Ahlid led him through dark corridors, up a wide staircase, then through a gallery whose narrow, slit windows looked down upon an interior patio with a fountain. They came to a door. Ahlid knocked, and opened it.
The room was brilliantly lighted. The floor was of black marble, into which a great number of white lines had been let. The lines crossed and recrossed each other at irregular intervals like a tangle of twine. In the centre of the room sat a grave, dark-eyed girl, dressed in white, stitching on a little embroidery frame.
"Charming," said the fat man. The girl did not look up. The tip of her t
ongue stood out as she concentrated on her design. The pattern of her embroidery was poorly executed, chaotic.
"She is docile," said Ahlid.
The fat man rubbed his eyes. With an effort he sat upright in his chair. He was in Ahlid's salon again, seated on brocade cushions. Ahlid was writing in an account book. In front of the fat man there was a half-eaten cup of sherbet.

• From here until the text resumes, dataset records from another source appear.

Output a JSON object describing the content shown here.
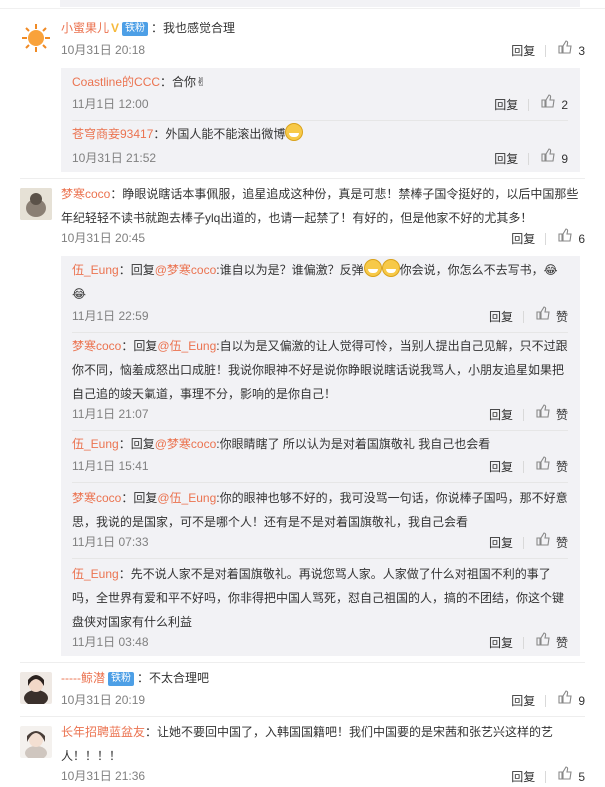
{
  "comments": [
    {
      "user": "小蜜果儿",
      "badge": "铁粉",
      "content": "：我也感觉合理",
      "time": "10月31日 20:18",
      "reply": "回复",
      "likes": "3",
      "replies": [
        {
          "user": "Coastline的CCC",
          "content": "：合你",
          "time": "11月1日 12:00",
          "reply": "回复",
          "likes": "2"
        },
        {
          "user": "苍穹商妾93417",
          "content": "：外国人能不能滚出微博",
          "time": "10月31日 21:52",
          "reply": "回复",
          "likes": "9"
        }
      ]
    },
    {
      "user": "梦寒coco",
      "content": "：睁眼说瞎话本事佩服，追星追成这种份，真是可悲！禁棒子国令挺好的，以后中国那些年纪轻轻不读书就跑去棒子ylq出道的，也请一起禁了！有好的，但是他家不好的尤其多！",
      "time": "10月31日 20:45",
      "reply": "回复",
      "likes": "6",
      "replies": [
        {
          "user": "伍_Eung",
          "pre": "：回复",
          "at": "@梦寒coco",
          "content": ":谁自以为是？谁偏激？反弹",
          "content2": "你会说，你怎么不去写书，",
          "time": "11月1日 22:59",
          "reply": "回复",
          "likes": "赞"
        },
        {
          "user": "梦寒coco",
          "pre": "：回复",
          "at": "@伍_Eung",
          "content": ":自以为是又偏激的让人觉得可怜，当别人提出自己见解，只不过跟你不同，恼羞成怒出口成脏！我说你眼神不好是说你睁眼说瞎话说我骂人，小朋友追星如果把自己追的竣天氭道，事理不分，影响的是你自己！",
          "time": "11月1日 21:07",
          "reply": "回复",
          "likes": "赞"
        },
        {
          "user": "伍_Eung",
          "pre": "：回复",
          "at": "@梦寒coco",
          "content": ":你眼睛瞎了 所以认为是对着国旗敬礼 我自己也会看",
          "time": "11月1日 15:41",
          "reply": "回复",
          "likes": "赞"
        },
        {
          "user": "梦寒coco",
          "pre": "：回复",
          "at": "@伍_Eung",
          "content": ":你的眼神也够不好的，我可没骂一句话，你说棒子国吗，那不好意思，我说的是国家，可不是哪个人！还有是不是对着国旗敬礼，我自己会看",
          "time": "11月1日 07:33",
          "reply": "回复",
          "likes": "赞"
        },
        {
          "user": "伍_Eung",
          "content": "：先不说人家不是对着国旗敬礼。再说您骂人家。人家做了什么对祖国不利的事了吗，全世界有爱和平不好吗，你非得把中国人骂死，怼自己祖国的人，搞的不团结，你这个键盘侠对国家有什么利益",
          "time": "11月1日 03:48",
          "reply": "回复",
          "likes": "赞"
        }
      ]
    },
    {
      "user": "-----鲸潜",
      "badge": "铁粉",
      "content": "：不太合理吧",
      "time": "10月31日 20:19",
      "reply": "回复",
      "likes": "9"
    },
    {
      "user": "长年招聘蓝盆友",
      "content": "：让她不要回中国了，入韩国国籍吧！我们中国要的是宋茜和张艺兴这样的艺人！！！！",
      "time": "10月31日 21:36",
      "reply": "回复",
      "likes": "5"
    }
  ]
}
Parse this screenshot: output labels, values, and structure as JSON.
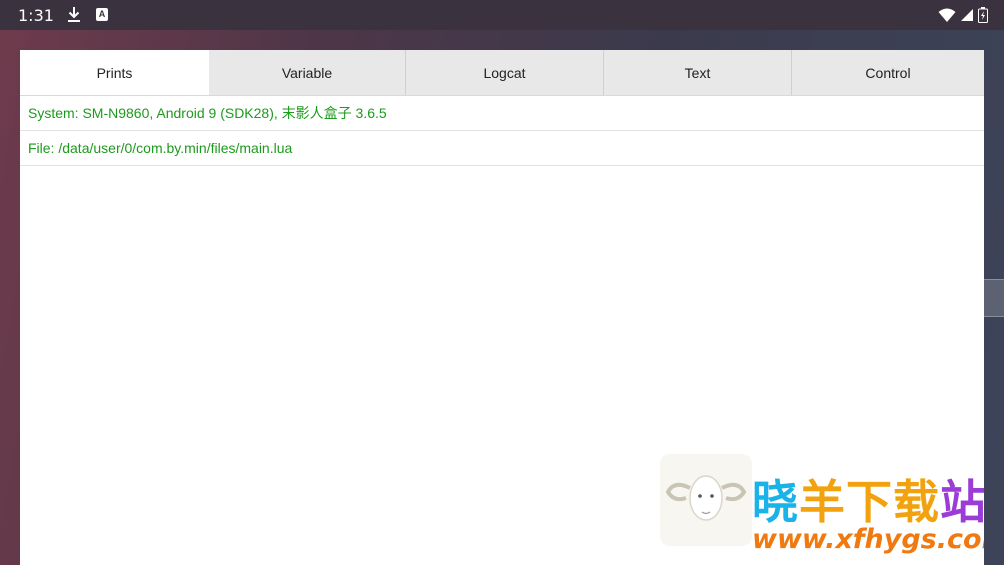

The fat man said, "Please excuse my lapses. I have not been well. Perhaps it would be best if we discussed business."
"Just as you please," Ahlid said.
"I have come here," the fat man said, "to arrange, with your help, and at a mutually agreeable price, to… I have a certain object in my possession, of no intrinsic importance except to the man who… I wish to transport a certain engine part to a certain place, and I am confident that I, or rather, you, can accomplish… I seem to be having difficulty in expressing myself. This thing that I wish to accomplish…"
"My friend," said Ahlid, "isn't it time that we talked seriously?"
"Yes? I can assure you…"
"Isn't it time that we talked about what you would like to do with the little time remaining to you?" Ahlid asked.
The fat man managed to smile. "I will admit that I am indisposed. But no one can know…"
"Please," said Ahlid. "My friend, my benefactor, I am very sorry to have to tell you that you have the plague."
"Plague? Don't be ridiculous. I grant that I am not well. I will consult a doctor."
"I have already summoned my own doctor," Ahlid said. "But I know the signs of the plague well. All of us in Arachnis know it, for plague is entwined throughout our lives."